StädteRegion Aachen. Der Riesenbärenklau, im Volksmund auch Herkulesstaude genannt, vermehrt sich rasant am alten Steinbruch Atzenach zwischen Stolberg-Büsbach und Aachen-Brand. Bäume, Hänge und Böden: Vor nichts macht die gefährliche Pflanze Halt. Und genau deshalb kämpft die StädteRegion seit Jahren gegen ihre Verbreitung. Udo Thorwesten von der unteren Naturschutzbehörde im Umweltamt der StädteRegion ist derzeit mit Mitarbeitern der Firma LF-Werkstätten (Wabe e.V.) vor Ort, um die Ausbreitung der auch für den Menschen gefährlichen Pflanze zu verhindern. Er sagt: „Diese Pflanzenart ist extrem widerstandsfähig, es nützt nichts, sie chemisch oder durch bloßes Niedertreten zu bekämpfen.
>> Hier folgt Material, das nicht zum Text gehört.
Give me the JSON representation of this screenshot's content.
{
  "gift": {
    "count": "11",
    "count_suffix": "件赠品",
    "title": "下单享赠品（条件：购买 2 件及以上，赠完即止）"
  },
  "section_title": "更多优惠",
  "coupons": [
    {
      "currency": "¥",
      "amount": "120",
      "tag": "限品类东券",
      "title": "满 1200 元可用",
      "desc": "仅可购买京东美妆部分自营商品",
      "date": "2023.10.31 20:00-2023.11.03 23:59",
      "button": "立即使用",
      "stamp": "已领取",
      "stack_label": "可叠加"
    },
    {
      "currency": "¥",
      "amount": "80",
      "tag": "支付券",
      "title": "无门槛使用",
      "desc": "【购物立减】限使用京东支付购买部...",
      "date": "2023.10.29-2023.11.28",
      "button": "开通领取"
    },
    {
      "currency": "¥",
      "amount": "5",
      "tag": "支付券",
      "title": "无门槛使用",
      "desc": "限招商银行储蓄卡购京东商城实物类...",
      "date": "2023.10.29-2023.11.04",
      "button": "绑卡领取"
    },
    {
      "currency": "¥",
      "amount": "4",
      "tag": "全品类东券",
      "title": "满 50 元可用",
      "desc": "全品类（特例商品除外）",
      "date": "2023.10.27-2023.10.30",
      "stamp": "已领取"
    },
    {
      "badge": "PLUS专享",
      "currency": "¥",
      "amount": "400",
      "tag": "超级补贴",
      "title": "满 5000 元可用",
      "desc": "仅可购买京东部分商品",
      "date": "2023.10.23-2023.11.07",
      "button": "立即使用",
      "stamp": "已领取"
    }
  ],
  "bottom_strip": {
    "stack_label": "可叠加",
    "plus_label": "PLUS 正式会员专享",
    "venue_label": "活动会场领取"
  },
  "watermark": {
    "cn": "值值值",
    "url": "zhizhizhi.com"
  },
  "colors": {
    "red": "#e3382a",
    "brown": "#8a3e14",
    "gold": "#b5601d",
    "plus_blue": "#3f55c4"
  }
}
Was bleibt ist Ausgraben und der Einsatz von heißem Wasser.“ Hierbei müssen die Pflanzen unbedingt inklusive Wurzel ausgegraben oder im Boden verbrüht werden. „All dies natürlich nur mit Handschuhen, langer Arbeitskleidung und möglichst auch mit Mundschutz“, präzisiert Thorwesten im Steinbruch. „Denn nicht nur der Hautkontakt, auch das Einatmen von Blütenstaub in unmittelbarer Nähe der Pflanze ist sehr gefährlich.“

Die seit 2008 in der StädteRegion Aachen durch das Umweltamt durchgeführten Bekämpfungsmaßnahmen gegen die Ausbreitung des Riesenbärenklaus bewirkten einerseits einen deutlichen Rückgang der Bestände, andererseits kommen auch in jedem Jahr einige neue Standorte hinzu. Udo Thorwesten ist von Anfang an dabei, er kennt die vielen Stellen in der StädteRegion, an denen der Riesenbärenklau wächst: „Ganz wichtig ist die regelmäßige Standortkontrolle und weitere Schadensbegrenzung in der gesamten Region. Denn gerade jetzt, Mitte des Jahres, entfaltet der Riesenbärenklau seine volle Pracht.“ Am Steinbruch Atzenach ist er indes schon stark zurückgedrängt worden, hier sind mittlerweile nur noch Einzelpflanzen vorhanden. Dies gilt allerdings nicht für alle regionalen Standorte. Gerade Unachtsamkeit von Heimgärtern kann dazu führen, dass sich der Riesenbärenklau wieder ausbreitet. „Vermutlich hat eine unsachgemäße Entsorgung von Grünabfällen in der Natur dazu geführt, dass einzelne Pflanzen hier wieder gedeihen“, so Udo Thorwesten.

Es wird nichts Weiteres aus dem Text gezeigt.